How to build a sales enablement strategy for your team
Building a successful sales enablement strategy isn’t a one-and-done task – it’s an ongoing cycle that evolves with your team and your buyers. Follow these steps to create a framework that drives consistent results:
1. Assess: Understand where you stand today
Start by analyzing your current sales process. Identify gaps in training, tools, and resources that may be holding your team back or creating friction for buyers.
Example: Interview your sales reps to uncover challenges like, "I spend hours searching for the right case study," or "I’m unsure how to handle specific objections." Use their insights to guide your enablement priorities.
Outcome: A clear understanding of where your team needs support, from content creation to workflow improvements.
2. Define: Set clear goals and priorities
Decide what success looks like for your team and align your sales enablement strategy to support those goals.
Example: If win rates are low, define a goal like "Improve win rates by 10% in Q2 by providing reps with tailored battle cards for competitive selling."
Outcome: Measurable objectives that guide your enablement initiatives and create accountability across teams.
3. Align: Bring teams together
Sales enablement thrives on collaboration. Align sales, marketing, and operations with a shared roadmap that clarifies responsibilities and eliminates silos.
Example: Hold monthly syncs between marketing and sales to review content gaps. For example, if sales reports losing deals due to pricing concerns, marketing can create a "pricing objections" one-pager.
Outcome: A unified approach to supporting the sales team, with relevant content.
4. Create: Deliver the right resources
Equip your team with practical, actionable materials they can use every day. Focus on building resources that address specific buyer needs and common challenges reps face.

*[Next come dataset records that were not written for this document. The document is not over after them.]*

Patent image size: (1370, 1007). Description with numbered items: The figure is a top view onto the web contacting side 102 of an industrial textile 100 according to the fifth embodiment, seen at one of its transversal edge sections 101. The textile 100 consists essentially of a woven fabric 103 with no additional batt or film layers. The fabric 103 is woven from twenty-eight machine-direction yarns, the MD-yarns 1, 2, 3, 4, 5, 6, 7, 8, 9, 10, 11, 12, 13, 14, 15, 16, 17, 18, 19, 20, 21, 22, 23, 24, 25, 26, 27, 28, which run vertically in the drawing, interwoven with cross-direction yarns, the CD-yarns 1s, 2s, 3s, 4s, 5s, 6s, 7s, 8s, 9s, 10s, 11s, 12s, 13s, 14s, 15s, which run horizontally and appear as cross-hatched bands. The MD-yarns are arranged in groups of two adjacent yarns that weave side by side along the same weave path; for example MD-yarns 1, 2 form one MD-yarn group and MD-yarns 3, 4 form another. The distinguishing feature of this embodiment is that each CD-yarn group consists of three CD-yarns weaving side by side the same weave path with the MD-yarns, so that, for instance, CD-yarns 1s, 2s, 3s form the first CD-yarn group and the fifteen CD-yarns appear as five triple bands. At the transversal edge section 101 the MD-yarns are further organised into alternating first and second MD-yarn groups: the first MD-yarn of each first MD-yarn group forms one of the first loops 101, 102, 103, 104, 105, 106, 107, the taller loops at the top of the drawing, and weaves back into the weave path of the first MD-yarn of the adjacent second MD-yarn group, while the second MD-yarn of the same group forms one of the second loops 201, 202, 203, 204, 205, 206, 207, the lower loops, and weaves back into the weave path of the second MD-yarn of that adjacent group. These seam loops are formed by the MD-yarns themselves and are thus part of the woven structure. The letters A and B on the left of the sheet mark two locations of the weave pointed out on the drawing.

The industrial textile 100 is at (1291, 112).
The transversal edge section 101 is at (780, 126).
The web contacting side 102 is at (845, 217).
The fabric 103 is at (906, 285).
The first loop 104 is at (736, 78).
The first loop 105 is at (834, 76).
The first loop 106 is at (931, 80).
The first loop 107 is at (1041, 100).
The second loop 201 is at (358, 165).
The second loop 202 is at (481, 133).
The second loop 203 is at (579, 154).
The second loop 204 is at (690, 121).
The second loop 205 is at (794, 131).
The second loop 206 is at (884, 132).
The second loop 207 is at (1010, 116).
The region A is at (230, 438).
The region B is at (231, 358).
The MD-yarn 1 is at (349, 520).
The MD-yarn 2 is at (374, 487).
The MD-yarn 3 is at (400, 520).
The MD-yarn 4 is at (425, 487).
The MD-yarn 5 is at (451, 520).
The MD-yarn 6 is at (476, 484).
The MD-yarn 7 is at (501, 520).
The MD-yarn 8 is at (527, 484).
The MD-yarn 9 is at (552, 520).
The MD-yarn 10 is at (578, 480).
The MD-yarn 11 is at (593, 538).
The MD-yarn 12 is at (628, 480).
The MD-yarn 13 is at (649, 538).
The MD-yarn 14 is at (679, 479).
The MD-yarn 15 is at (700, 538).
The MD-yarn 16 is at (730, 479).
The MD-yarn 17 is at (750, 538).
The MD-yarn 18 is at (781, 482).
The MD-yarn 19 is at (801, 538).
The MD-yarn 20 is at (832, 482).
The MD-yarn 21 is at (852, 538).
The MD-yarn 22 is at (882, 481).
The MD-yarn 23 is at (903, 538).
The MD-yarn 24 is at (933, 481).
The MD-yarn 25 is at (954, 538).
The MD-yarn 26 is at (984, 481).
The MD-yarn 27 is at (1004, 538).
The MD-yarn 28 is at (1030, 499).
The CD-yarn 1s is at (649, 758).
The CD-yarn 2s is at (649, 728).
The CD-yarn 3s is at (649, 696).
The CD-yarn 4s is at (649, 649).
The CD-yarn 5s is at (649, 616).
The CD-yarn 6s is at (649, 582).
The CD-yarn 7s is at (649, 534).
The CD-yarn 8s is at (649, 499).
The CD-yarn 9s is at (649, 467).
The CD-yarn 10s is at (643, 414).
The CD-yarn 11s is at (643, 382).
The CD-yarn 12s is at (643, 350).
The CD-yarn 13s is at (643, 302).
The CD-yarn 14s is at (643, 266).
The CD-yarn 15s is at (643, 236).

Example: Develop a sales playbook that outlines key messaging for each buyer persona, tips for overcoming objections, and email templates for common scenarios.
Outcome: Reps have quick access to materials that make them more effective, confident, and productive in their conversations.
5. Train: Empower your team with ongoing learning
Build programs that provide ongoing learning opportunities, so reps can adapt to new tools, products, and buyer behaviors.
Example: Host a monthly role-play session where reps practice delivering value propositions for a new product launch. Pair them with top-performing reps or managers for real-time coaching.
Outcome: A sales team that feels supported and prepared, with the skills to navigate changing buyer expectations.
6. Activate: Put your strategy into action
Roll out your enablement strategy and make sure everything is easy for your team to access. This includes launching tools, sharing resources, and providing clear guidance on how to use them.
Example: Launch a centralized content hub where reps can find materials by deal stage or buyer persona. Create a quick-start video tutorial to show them how to use it effectively.
Outcome: Faster adoption of your enablement tools and resources, reducing time wasted searching for content or support.
7. Monitor: Track engagement and performance
Don’t just set it and forget it. Monitor how your reps are adopting the strategy and whether the intended behavior changes are happening.
Example: Use analytics to see which content reps are using the most and whether it’s driving buyer engagement. If certain materials are underused, schedule follow-ups to understand why.
Outcome: Insights that reveal what’s working and where you need to make adjustments.
8. Analyze: Measure the impact
Dig into the data to evaluate how your enablement efforts are influencing key outcomes. Look at metrics like win rates, sales cycle length, and content performance.
Example: If you find that deals using proposal templates close 30% faster, prioritize creating more templates for different use cases.
Outcome: A data-driven understanding of your enablement program’s ROI, helping you make informed decisions about where to invest next.
9. Optimize: Refine and iterate
Use feedback from reps, combined with performance data, to identify gaps, update materials, and improve workflows.
Example: Audit your content quarterly to remove outdated materials, refresh high-performing ones, and fill gaps based on feedback.
Outcome: A living, breathing enablement strategy that evolves alongside your team and delivers consistent value.